- Medium-to-long-term effects of early January’s Caribbean tensions should be closely monitored, as data indicates that travel intent for 2026 first quarter for the region shows softening signs across global markets, particularly US and Europe.
- Although overall travel intent to the region for 2026 first half remains stable, several urban and leisure destinations, particularly in Mexico, as FIFA World Cup contributes to spark travel intent.
International travel demand for Latin America remains stable in the first half of 2026 compared with the same period in 2025, whereas travel intent to the Caribbean shows weakening signs due to geopolitical instability, according to a new analysis from Mabrian, the global travel intelligence and tourism advisory partner, part of The Data Appeal Company. Both Latin America and The Caribbean account for 3.9% of the international travel demand market share worldwide between January and June 2026.
Besides considering international air capacity, Mabrian analysis tracks global flight search behaviour to the top 50 airports in each world region, focusing exclusively on international demand. Covering 86.7% of global travel demand, the study focuses on the market share of each world region over total flight searches. This methodology provides a standardised approach to comparing the evolution of travel intent across regions.
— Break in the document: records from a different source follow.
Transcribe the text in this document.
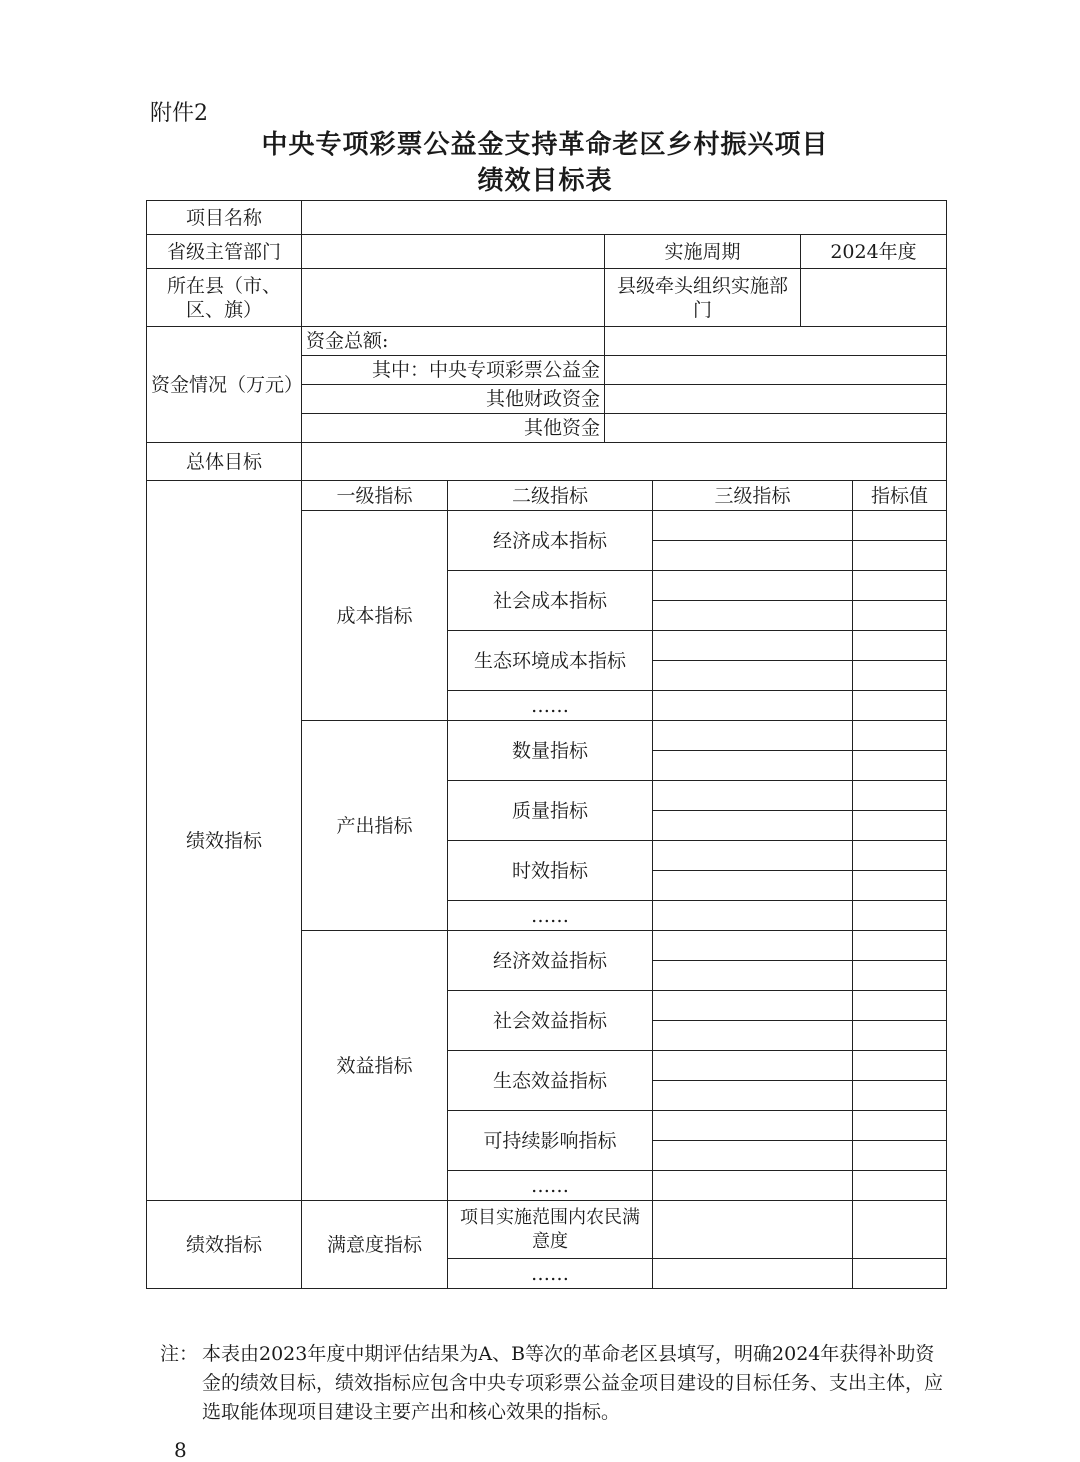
附件2
中央专项彩票公益金支持革命老区乡村振兴项目
绩效目标表
项目名称						
省级主管部门			实施周期		2024年度	
所在县（市、区、旗）			县级牵头组织实施部门			
资金情况（万元）	资金总额:					
	其中：中央专项彩票公益金					
	其他财政资金					
	其他资金					
总体目标						
绩效指标	一级指标	二级指标		三级指标		指标值
	成本指标	经济成本指标				

		社会成本指标				

		生态环境成本指标				

		……				
	产出指标	数量指标				

		质量指标				

		时效指标				

		……				
	效益指标	经济效益指标				

		社会效益指标				

		生态效益指标				

		可持续影响指标				

		……				
绩效指标	满意度指标	项目实施范围内农民满意度				
		……				
注： 本表由2023年度中期评估结果为A、B等次的革命老区县填写，明确2024年获得补助资金的绩效目标，绩效指标应包含中央专项彩票公益金项目建设的目标任务、支出主体，应选取能体现项目建设主要产出和核心效果的指标。
8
According to Mabrian, the region is set to benefit from a +4% increase in international air capacity over the next six months compared with the same period last year. The increase in capacity is largely driven by stronger interregional connectivity, with significant growth in inbound available seats from key Latin American markets, including Argentina (+13.4%), Colombia (+9.5%), Panama (+10.8%), and Brazil (+7.4%). Connectivity from long-haul source markets is also improving, notably from Canada (+11.5%) and Spain (+8%), while capacity from the United States shows a more modest increase of +0.4%.
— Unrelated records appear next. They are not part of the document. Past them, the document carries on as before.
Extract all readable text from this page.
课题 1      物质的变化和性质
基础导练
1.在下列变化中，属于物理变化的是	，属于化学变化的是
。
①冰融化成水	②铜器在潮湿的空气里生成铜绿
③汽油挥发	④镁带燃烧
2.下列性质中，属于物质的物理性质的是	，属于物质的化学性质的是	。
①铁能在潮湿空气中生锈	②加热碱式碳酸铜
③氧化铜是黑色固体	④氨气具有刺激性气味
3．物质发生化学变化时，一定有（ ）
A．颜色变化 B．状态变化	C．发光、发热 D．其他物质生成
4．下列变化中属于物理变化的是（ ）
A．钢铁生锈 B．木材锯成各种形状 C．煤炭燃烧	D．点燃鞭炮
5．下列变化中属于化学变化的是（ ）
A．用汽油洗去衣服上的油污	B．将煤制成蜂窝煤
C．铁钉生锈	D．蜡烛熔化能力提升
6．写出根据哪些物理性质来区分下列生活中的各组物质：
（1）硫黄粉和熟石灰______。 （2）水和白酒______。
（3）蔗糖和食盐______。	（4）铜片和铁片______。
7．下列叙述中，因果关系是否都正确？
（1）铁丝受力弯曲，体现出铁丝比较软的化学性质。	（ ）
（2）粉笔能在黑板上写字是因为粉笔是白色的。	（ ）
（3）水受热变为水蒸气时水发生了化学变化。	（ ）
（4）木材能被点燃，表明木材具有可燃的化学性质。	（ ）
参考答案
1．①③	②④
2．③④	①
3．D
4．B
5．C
Nonetheless, the effects of the instability in The Caribbean region in early January should be monitored in the medium and long term as data indicates that “international travel intent toward the Caribbean shows a global softening, particularly among US and European markets” according to Carlos Cendra, Director of Marketing and Communications at Mabrian. The Share of Searches Index based on the flight searches from the first half of January 2026 to travel from January to March 2026, show a slight decline in global market share for The Caribbean in February and March.
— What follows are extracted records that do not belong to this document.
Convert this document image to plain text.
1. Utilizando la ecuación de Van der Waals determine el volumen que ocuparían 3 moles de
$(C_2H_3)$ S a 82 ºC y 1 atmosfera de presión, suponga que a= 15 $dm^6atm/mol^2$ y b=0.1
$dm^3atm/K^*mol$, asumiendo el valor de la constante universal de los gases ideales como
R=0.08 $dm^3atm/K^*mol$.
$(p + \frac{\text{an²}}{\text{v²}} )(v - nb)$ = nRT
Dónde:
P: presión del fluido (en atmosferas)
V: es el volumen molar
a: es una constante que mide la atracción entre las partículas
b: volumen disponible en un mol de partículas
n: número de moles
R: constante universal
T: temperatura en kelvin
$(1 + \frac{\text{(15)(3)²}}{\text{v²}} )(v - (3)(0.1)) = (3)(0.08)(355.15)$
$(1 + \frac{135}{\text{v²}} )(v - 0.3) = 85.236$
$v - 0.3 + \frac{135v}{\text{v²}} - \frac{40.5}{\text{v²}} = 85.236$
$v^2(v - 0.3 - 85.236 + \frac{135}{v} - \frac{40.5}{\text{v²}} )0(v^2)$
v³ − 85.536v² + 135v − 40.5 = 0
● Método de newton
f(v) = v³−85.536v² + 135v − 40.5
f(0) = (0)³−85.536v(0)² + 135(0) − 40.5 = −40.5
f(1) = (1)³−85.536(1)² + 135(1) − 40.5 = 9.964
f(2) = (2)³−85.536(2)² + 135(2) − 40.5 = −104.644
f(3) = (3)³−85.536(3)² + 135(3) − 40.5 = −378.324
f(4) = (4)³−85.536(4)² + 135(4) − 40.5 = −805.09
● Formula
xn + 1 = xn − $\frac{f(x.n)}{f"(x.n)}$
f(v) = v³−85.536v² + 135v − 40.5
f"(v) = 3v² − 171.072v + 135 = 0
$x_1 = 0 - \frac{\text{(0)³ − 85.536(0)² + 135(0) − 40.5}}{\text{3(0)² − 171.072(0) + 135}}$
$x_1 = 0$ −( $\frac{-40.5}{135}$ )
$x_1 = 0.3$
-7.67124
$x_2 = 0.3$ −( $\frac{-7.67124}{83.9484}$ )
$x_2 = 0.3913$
The contraction is more pronounced in the US market between January and March 2026, where the Caribbean loses market share of outbound travel demand, falling from 9.1% to 7.6% year over year, with the sharpest decline in January and an unstable recovery thereafter. This weakening is mainly driven by reduced demand for the Mexican Caribbean, the Dominican Republic, Jamaica, Aruba, and the Colombian Caribbean. Similarly, European markets show a moderate decline in February, followed by a partial recovery that remains below last year’s levels.
“The resilience of Caribbean destinations will be key to rapidly regaining market confidence, especially if conditions in the area stabilise in the short term. To do so is key for destinations to monitor source market perception and adapt their strategies,” points out the Mabrian expert.
Beyond circumstantial variations as a result of the instability in the Caribbean and overall stable market quota to Latin America until June 2026, several regional destinations show an upward trend in inspirational demand. Major urban hubs such as Mexico City, São Paulo, and Bogotá are recording slight increases in travel intent; similarly to Panama City, as well as leisure-focused Mexican destinations including Puerto Vallarta and Guadalajara.